After a contentious 2009 budget process and November projections that the state is looking at a new $1.2 billion shortfall, he said this year’s bonding priorities need to stick to their true spirit. That means a focus on projects with statewide, or at least regional, benefits, he said. Pawlenty’s $685 million proposal also emphasizes upkeep over new construction.
“We tried to strike a balance of building something or renovating something now with the financial reality that bonding costs money,” State Finance Commissioner Tom Hanson said.
That leaves the planetarium’s future in limbo. Still, Vaughan said he isn’t overtly worried. He said there has been progress in fundraising, and if he can prove that to the Legislature, its version of a bonding bill should bring the $22 million back.
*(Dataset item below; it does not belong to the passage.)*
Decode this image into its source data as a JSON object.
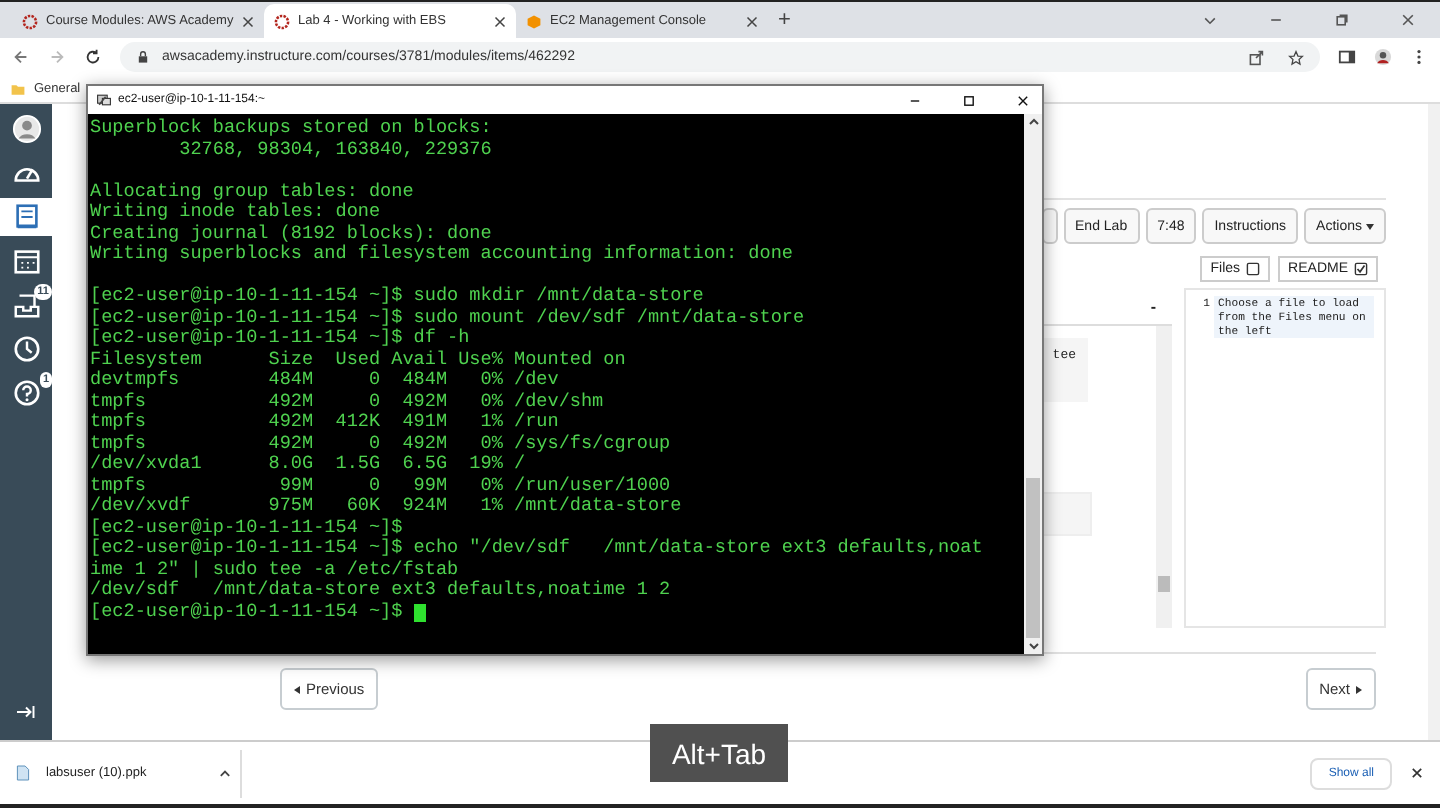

Vaughan likely won’t emphasize to legislators the amount of money that’s been brought in during his time as the Planetarium Society’s president. (When he was hired last April, the project had $19 million to go. Ten months later, it has $18.4 million to go.) But Vaughan will say that important contacts have been made.
“We have had some fantastic conversations with a variety of corporations and major individuals,” he said, groups and people who are now awaiting the outcome of the legislative session.
Vaughan said the project also continues to have backing from key legislators, including Speaker of the House Margaret Anderson Kelliher (DFL-60A) and Sen. Scott Dibble (DFL-60).
As for the county, which now owns the Central Library, it wants to see the planetarium succeed. After the library system merger, it was essentially handed the project’s future, and despite some hesitancy among the county board, commissioners in 2008 committed to as much as $250,000 per year to help finance the society’s fundraising expenses.
“You know, it’s a tough time to raise money,” Commissioner Dorfman said. “But it’s a unique project that has a lot of support from the community. So we want to give it a chance.”